その「音響詩/巳巳」なるパフォーマンス。案内リーフレットには会場は「ゆずりは/ルルド屋上」とあり最初いま一つ意味がのみこめなかったが、ゆずりはというのはどうやら地区名みたいで、四万温泉の中の「ゆずりは」ゾーンに建つ「ルルド」(という施設の)屋上だと後から理解した。
ルルドの正式名称はスパゲストハウス ルルド(SPA GUEST HOUSE LULUD)となるようで、あぁ温泉入浴施設の屋上を使うのね程度の認識で、建築や施設の予備知識を何ら持たずに向かった。で、先に書いてしまえば、「屋上」というのは感覚的にはまぁわかりやすいなとは思ったけれど、建築の用語からすれば異なるもの。上の画像は開演40分前くらいのリハーサル的思考中(公演に向けて集中の最中)のものだが、屋根もしっかり付いているしどうみても屋上ではない。
このルルドは、倒産した温泉旅館をリノベーションしたもので、クラウドファンディングでの資金調達もしながら2020年末にオープンした新しい施設だという。なるほどスタイリッシュにまとめられているが、そこで気付いてわかったのは元々が鉄筋コンクリート造5階建ての旅館だったのを改装し新たに運営する際には4階建ての施設にしたのだということ。
5階部分は仕上げ材も取っ払い(新しい施設でこの階は使わないからエレベーターによる導線も無くし)改装もせずにそのまま放置に見える。そうした、外からは見えることのない廃墟のようなスペースを、作家の飯沢康輔氏の発想が大きいのかもしれないが「温泉郷クラフトシアター」での絵画展会場(飯沢康輔展)&パフォーマンス会場にしたというわけだ。

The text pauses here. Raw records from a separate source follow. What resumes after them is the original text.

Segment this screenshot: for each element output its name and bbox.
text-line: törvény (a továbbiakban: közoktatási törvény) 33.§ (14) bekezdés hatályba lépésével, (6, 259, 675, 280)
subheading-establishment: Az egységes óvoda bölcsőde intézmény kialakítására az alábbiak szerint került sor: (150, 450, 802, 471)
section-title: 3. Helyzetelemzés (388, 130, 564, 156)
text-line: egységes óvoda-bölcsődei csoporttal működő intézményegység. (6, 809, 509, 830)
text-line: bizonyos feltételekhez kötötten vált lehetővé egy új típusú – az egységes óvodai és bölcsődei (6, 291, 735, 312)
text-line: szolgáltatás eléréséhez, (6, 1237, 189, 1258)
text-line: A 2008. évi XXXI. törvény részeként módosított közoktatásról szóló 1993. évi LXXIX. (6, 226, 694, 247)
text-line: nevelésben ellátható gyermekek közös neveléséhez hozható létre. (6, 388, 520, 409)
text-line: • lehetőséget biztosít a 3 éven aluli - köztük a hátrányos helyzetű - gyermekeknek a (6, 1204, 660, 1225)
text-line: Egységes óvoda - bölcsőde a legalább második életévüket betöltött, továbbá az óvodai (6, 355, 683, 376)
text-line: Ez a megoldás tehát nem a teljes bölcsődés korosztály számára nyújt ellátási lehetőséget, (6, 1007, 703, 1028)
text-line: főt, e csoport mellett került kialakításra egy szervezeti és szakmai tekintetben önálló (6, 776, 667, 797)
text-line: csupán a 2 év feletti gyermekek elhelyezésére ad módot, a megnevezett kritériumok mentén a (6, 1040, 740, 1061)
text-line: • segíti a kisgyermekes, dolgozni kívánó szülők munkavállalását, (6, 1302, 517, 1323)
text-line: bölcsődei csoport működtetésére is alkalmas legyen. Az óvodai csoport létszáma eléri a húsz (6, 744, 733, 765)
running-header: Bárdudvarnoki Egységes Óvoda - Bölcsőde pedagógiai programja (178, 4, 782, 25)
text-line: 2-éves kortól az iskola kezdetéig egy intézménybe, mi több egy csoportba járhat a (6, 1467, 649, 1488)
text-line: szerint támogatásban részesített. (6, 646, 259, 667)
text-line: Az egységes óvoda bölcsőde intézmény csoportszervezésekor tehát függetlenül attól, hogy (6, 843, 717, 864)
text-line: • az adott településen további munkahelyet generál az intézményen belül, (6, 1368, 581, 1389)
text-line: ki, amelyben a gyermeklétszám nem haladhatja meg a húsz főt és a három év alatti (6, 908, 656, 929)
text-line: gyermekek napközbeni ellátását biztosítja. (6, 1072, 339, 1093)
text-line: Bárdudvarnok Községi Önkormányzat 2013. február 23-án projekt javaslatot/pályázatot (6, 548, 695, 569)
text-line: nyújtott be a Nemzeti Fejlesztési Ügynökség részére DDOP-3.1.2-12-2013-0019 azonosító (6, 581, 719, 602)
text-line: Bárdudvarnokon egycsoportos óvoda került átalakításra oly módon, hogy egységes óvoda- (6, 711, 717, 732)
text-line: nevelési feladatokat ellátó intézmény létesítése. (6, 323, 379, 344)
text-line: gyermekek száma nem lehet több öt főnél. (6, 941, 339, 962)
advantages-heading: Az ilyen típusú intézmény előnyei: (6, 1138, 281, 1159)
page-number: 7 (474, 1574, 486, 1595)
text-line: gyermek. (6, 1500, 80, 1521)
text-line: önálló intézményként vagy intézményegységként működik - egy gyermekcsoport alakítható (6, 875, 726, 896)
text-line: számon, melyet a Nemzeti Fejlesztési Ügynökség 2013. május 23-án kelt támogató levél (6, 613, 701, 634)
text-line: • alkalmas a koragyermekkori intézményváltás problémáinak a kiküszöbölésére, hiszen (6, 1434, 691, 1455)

ルルドは表向き4階建てだから、エレベーターは4階で降りるが、降りるとその目前に(ふだんは開けられることのおそらく無い)扉が開けられていて、その先の階段にと誘われる。
気分は、まさに屋上に上がる感覚である。

弥彦・野外アート展でも初期のころに温泉旅館内に作品を展示する企画をたてたことがあったし、武蔵野美大の学生が岩室温泉の各旅館に作品を展示するアートイベントをしたことがあったが、そういうときの来場者の面白さは「(高級旅館など)ふだん入れないところにも、アート鑑賞を旗印に入れる」ことがあるけれど、今回のルルドの場合は、宿泊代を払った人であっても入れないところに入れちゃうという、さらなるプラス要素が加わっているといえる。
行く前は、先日まで一緒に展覧会をやっていたからと「行ってきました」程度に画像を簡単に載せようと思っていたが、一週前の旧廣盛酒造と同じで建築の特徴がありすぎて、そんなかんなでまた思いがけず長文blogになってしまった。

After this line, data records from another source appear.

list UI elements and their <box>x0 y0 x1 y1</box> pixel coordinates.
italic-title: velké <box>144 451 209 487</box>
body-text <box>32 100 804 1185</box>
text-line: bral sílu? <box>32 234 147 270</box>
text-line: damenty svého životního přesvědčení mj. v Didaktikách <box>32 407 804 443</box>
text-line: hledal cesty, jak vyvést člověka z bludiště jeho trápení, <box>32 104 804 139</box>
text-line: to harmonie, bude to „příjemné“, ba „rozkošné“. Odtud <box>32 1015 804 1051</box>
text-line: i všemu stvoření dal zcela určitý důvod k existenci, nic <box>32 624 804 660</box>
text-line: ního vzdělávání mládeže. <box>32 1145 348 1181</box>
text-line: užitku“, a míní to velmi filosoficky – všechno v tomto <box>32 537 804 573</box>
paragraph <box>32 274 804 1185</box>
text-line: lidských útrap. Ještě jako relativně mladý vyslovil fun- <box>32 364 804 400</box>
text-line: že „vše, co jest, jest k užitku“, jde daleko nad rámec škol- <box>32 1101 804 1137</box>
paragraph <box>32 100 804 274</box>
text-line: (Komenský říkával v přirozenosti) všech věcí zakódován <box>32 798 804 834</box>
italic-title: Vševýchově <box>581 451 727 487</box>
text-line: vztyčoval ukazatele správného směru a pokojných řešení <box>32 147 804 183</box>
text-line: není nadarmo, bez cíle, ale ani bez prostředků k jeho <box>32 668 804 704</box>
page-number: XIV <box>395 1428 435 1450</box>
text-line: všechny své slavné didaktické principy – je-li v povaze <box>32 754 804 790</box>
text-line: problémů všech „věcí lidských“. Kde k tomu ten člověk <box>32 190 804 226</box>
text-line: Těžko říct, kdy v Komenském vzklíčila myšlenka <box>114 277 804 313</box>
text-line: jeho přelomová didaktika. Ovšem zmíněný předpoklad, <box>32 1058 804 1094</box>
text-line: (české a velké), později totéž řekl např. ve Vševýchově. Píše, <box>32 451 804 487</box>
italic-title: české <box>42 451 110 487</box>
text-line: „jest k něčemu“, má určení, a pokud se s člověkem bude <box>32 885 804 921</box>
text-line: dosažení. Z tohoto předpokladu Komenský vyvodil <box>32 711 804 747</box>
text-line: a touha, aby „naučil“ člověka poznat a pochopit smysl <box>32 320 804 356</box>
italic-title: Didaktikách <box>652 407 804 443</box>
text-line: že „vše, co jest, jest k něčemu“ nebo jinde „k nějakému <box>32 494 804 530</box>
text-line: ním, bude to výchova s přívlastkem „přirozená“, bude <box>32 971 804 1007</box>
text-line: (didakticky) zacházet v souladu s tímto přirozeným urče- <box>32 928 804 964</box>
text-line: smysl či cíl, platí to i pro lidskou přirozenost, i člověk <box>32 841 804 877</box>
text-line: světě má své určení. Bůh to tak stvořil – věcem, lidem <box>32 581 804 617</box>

ついでだからもう一つだけ書くことにすると、屋上空間(=カウントされない5階の空間)でわたし的にツボだったのは、コンクリート躯体に「通り芯」だとかの嘗て施工時のメモが現わしになっている(↑)こともあったけれど、一番は下の図。空中に浮いた(かのように見える)消火栓ボックスである。

コンクリート壁から5~60㎝ほど前面に出ていて、6本の鉄の棒で壁と床から支えが取られているが棒は細いものだから、意味なく飛び出て浮いているように見える。
建築図面に慣れていれば容易に想像つくが、この場合内部の壁面ボードは柱面に合わせて設けられるから、消火栓ボックスはその(設けられるはずだった)位置で自立している。壁面の化粧石膏ボードがあれば見た目に何の変哲も無いのだけれどそれは壊されて再生もされていないから、浮いた消火栓ボックスになったというわけだ。

巳巳さん公演中
飯沢康輔さんの絵画は大きなダンボールに描かれ、この空間に見事にマッチしていた。